Para que ocorra compra e venda entre ascendente e descendente, o Código Civil exige o consenso dos demais descendentes, impondo, também, a concordância do cônjuge do alienante, exceto quando o casamento se der pelo regime da separação obrigatória de bens.
Sem tais consentimentos a venda é anulável.
No caso do recurso em comento, o ascendente simulou vender o imóvel a um terceiro que, por sua vez, simulou posteriormente a venda ao descendente do alienante primitivo. Em regra, utiliza-se deste artifício porque é sabido, de antemão, que não haverá o consentimento dos demais descendentes ou do cônjuge.
O STJ entende que para anular o ato jurídico é necessário não apenas a ocorrência da venda do ascendente ao descendente sem consentimento dos demais, mas, também, da comprovação de simulação com o objetivo de dissimular doação ou pagamento de preço inferir ao valor de mercado, ou, alternativamente, a demonstração do prejuízo à legítima (REsp 1.356.431/DF).
Acaso comprovada que a venda tenha sido real, e não simulada para mascarar doação – isto é, evidenciado que o preço foi realmente pago pelo descendente, consentâneo com o valor de mercado do bem objeto da venda, ou que não tenha havido prejuízo à legítima dos demais herdeiros –, a mesma poderá ser mantida. (precedentes do STJ nesse sentido: AgRg no AREsp 159.537/PA, REsp 953.461/SC, REsp 752.149/AL, EREsp 661.858/PR e REsp 476.557/PR).
O STJ entendeu que no caso de venda à descendente por intermédio de terceira pessoa também é exigido a prova da simulação, pois, se o vendedor recebeu justo preço, e o terceiro, mais tarde, transfere ao filho daquele a coisa, não se reconhece a anulabilidade.
Colhe-se da prática situações que importam na simulação como: pequeno intervalo entre a compra e a revenda; o parentesco das partes num e noutro contrato; não haver o adquirente entrado na posse da coisa; a perfeita identidade da coisa e até dos termos das respectivas escrituras de venda; igualdade de preço, excludente de lucro; não ter sido pago o preço no ato da escritura; o desinteresse dos ascendentes na ação de anulação; dificuldade em se obter o seu depoimento na causa; a interposição de parente no negócio. (...) Na prática forense, é reconhecida a simulação quando o comprador não dispõe de recursos; na hipótese de inexistência de lucro na transação; na verificação de curto espaço de tempo em que o vendedor foi proprietário; em ocorrendo a declaração de pagamento anterior; também se há concessão de vantagens excessivas ao vendedor (RIZZARDO, Arnaldo. Op. Cit. pp. 361-361).

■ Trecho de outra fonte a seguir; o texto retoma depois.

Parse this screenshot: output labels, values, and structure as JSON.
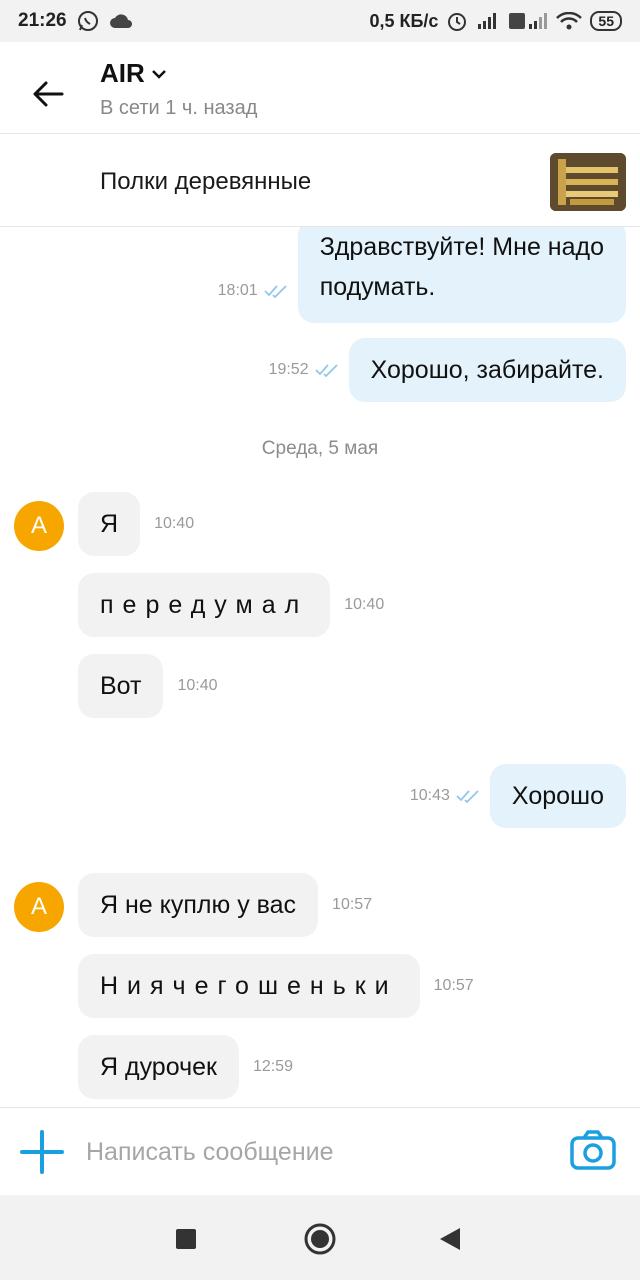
{
  "status_bar": {
    "time": "21:26",
    "speed": "0,5 КБ/с",
    "battery": "55",
    "icons": [
      "whatsapp-icon",
      "cloud-icon",
      "alarm-icon",
      "signal-icon",
      "volte-icon",
      "wifi-icon",
      "battery-icon"
    ]
  },
  "header": {
    "title": "AIR",
    "status": "В сети 1 ч. назад"
  },
  "product": {
    "name": "Полки деревянные"
  },
  "messages": [
    {
      "dir": "out",
      "text_line1": "Здравствуйте! Мне надо",
      "text_line2": "подумать.",
      "time": "18:01"
    },
    {
      "dir": "out",
      "text": "Хорошо, забирайте.",
      "time": "19:52"
    },
    {
      "type": "date",
      "text": "Среда, 5 мая"
    },
    {
      "dir": "in",
      "text": "Я",
      "time": "10:40"
    },
    {
      "dir": "in",
      "text": "передумал",
      "time": "10:40"
    },
    {
      "dir": "in",
      "text": "Вот",
      "time": "10:40"
    },
    {
      "dir": "out",
      "text": "Хорошо",
      "time": "10:43"
    },
    {
      "dir": "in",
      "text": "Я не куплю у вас",
      "time": "10:57"
    },
    {
      "dir": "in",
      "text": "Ниячегошеньки",
      "time": "10:57"
    },
    {
      "dir": "in",
      "text": "Я дурочек",
      "time": "12:59"
    }
  ],
  "avatar_letter": "А",
  "composer": {
    "placeholder": "Написать сообщение"
  },
  "colors": {
    "accent": "#1aa0e0",
    "out_bubble": "#e3f2fb",
    "in_bubble": "#f2f2f2",
    "avatar": "#f7a600"
  }
}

Considerando que a venda por interposta pessoa não é outra coisa que não a tentativa reprovável de contornar-se a exigência da concordância dos demais descendentes e também do cônjuge, para que seja hígida a venda de ascendente a descendente, o STJ entendeu que deverá ela receber o mesmo tratamento conferido à venda direta que se faça sem esta aquiescência.
Assim, considerando igualmente anulável a venda, deve ser aplicado o art. 179 do Código Civil, que prevê o prazo decadencial de dois anos para a anulação do negócio.